The effects of genetic understanding on clinical evaluation and therapy of Friedreich ataxia (FRDA) are reviewed from the University of Pennsylvania School of Medicine, Philadelphia. The major genetic mutation of FRDA involves a novel gene (X25 or FRDA) encoding the protein frataxin. FRDA results from a deficiency of functional frataxin, a protein involved in mitochondrial iron homeostasis. The resultant iron accumulation and mitochondrial abnormalities lead to oxidant damage. Expanded clinical manifestations have resulted from the recognition of broader phenotypic features, including later age of onset and spasticity with hyperreflexia and without ataxia. Diseases that clinically overlap with FRDA include 1) ataxia with vitamin E deficiency; 2) autosomal recessive spastic ataxia of Charlevoix-Saguenay, occurring in Quebec; 3) posterior column ataxia with retinal pigmentary changes; 4) early-onset cerebellar atrophy with retained reflexes; and 5) atypical cases of Charcot-Marie-Tooth disease. In diagnosis, the standard genetic testing measures the GAA repeat length on both alleles, with 95-98% detection rate. Genetic testing also identifies carriers of FRDA. In treatment, observation for progressive cardiomyopathy, arrhythmias, scoliosis, and diabetes mellitus may improve life span, and trials of antioxidants are of potential but unproven value. [1]

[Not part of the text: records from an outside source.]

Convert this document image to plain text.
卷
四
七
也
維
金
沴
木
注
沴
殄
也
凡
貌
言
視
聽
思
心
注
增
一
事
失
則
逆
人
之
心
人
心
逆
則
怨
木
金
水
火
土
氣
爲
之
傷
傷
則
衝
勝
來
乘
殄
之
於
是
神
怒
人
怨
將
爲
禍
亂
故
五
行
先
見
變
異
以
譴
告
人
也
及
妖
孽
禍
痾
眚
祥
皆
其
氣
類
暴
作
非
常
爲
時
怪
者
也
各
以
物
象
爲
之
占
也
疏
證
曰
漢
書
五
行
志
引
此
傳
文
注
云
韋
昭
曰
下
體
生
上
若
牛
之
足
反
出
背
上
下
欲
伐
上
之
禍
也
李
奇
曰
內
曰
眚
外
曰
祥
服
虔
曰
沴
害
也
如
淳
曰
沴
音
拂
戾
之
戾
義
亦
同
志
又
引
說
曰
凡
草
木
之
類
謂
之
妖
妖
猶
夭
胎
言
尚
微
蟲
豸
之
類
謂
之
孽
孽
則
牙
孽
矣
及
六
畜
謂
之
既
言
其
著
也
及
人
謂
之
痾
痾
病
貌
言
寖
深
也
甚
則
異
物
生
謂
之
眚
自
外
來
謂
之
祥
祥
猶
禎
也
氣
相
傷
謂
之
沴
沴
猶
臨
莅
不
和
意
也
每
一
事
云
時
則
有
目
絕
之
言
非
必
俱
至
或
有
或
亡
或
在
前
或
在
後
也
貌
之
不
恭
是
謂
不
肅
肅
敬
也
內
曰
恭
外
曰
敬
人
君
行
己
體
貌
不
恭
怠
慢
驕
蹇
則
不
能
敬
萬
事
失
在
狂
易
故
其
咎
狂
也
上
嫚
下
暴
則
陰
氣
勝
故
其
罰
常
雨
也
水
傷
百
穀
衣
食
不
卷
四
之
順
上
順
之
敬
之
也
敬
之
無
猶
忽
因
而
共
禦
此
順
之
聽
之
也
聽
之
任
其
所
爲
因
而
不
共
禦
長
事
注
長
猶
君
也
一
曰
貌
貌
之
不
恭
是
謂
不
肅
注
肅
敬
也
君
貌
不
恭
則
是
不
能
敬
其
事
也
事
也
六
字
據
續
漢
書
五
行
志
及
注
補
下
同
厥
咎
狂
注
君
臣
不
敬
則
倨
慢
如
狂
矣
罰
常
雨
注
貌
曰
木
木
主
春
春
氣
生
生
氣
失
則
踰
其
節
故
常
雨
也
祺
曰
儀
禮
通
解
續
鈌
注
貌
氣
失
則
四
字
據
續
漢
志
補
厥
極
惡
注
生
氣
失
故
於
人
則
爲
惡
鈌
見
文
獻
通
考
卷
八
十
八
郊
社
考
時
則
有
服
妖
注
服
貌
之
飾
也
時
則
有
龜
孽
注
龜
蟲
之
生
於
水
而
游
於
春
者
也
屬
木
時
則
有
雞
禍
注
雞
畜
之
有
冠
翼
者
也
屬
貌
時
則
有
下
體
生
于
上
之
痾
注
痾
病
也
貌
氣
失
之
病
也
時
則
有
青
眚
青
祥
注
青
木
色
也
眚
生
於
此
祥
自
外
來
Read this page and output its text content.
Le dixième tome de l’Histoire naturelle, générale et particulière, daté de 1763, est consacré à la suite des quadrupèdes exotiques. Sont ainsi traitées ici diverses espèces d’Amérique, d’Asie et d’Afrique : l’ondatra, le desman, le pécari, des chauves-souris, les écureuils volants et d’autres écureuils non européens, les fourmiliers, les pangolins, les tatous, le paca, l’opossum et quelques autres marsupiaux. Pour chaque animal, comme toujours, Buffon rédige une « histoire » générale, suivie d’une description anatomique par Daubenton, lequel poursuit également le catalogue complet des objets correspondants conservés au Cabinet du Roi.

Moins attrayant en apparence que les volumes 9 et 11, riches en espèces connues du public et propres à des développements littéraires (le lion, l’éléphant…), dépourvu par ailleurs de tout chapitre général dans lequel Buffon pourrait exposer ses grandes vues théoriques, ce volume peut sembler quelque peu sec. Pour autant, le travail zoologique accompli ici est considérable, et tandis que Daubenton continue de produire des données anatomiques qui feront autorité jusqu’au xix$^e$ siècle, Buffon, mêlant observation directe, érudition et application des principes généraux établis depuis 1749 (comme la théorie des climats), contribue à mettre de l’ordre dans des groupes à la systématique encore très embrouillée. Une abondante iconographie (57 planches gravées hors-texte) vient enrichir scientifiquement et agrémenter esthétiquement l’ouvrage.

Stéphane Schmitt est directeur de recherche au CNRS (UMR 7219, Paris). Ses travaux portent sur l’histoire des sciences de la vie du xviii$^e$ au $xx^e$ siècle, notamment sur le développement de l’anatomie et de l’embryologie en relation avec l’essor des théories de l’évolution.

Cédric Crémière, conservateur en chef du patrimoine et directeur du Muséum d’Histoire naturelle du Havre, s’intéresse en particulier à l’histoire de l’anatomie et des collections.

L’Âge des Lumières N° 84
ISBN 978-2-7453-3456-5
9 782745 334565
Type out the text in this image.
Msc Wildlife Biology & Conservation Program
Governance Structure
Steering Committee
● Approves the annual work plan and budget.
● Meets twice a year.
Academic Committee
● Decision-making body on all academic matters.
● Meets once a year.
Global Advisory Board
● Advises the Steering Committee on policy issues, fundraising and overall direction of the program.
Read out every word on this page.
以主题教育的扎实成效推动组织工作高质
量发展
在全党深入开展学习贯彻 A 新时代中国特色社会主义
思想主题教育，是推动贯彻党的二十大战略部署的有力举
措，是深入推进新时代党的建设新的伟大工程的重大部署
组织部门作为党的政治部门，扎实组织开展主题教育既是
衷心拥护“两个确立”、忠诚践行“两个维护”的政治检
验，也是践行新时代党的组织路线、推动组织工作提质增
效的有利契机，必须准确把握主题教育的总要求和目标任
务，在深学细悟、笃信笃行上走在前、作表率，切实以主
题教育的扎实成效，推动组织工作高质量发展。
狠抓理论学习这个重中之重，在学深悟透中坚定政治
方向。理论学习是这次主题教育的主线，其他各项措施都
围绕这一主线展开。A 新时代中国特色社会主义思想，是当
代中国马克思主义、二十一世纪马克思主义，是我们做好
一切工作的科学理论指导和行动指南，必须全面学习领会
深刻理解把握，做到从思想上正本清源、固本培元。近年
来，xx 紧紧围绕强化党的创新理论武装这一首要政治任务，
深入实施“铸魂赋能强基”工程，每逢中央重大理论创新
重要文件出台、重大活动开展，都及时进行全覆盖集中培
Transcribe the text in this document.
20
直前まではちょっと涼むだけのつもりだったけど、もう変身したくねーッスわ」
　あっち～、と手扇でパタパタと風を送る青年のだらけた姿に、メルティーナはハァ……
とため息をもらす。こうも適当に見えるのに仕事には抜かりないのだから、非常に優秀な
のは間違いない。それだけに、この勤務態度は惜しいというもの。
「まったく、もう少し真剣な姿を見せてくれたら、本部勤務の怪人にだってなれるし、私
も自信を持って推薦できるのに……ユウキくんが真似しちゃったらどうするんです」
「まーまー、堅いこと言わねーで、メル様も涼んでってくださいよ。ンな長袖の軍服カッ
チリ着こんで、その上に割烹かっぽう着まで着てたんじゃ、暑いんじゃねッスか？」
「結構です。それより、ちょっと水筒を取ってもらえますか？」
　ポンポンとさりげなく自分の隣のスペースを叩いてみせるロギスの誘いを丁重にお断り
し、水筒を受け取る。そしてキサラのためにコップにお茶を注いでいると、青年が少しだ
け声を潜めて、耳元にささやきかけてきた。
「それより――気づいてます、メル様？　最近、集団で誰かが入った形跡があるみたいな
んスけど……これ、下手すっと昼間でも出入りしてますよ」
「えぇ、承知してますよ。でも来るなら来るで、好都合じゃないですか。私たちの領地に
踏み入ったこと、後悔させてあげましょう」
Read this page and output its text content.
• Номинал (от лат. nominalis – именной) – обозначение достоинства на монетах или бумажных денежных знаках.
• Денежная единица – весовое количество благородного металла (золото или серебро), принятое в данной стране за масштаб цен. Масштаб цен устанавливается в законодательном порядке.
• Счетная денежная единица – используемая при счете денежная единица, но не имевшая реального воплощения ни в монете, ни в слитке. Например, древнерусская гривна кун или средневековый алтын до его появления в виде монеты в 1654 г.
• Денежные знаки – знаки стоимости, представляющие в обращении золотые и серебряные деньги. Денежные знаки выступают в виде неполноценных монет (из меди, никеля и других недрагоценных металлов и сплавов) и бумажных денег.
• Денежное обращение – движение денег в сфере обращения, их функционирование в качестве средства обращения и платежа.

COMMENT. Friedreich ataxia is a progressive neurodegenerative disorder affecting 1 in 50,000, the most prevalent early-onset hereditary ataxia. Degeneration involves the dorsal root ganglion neurons, their axons in the dorsal columns, spinocerebellar tracts, and dentate nuclei in the cerebellum. The ataxia is both sensory, due to loss of proprioception, and partially of cerebellar origin. Additional manifestations include cardiomyopathy, scoliosis, and diabetes mellitus. The discovery of the genetic mutation and deficiency of frataxin protein has provided a better understanding of the disease mechanisms and potential therapies.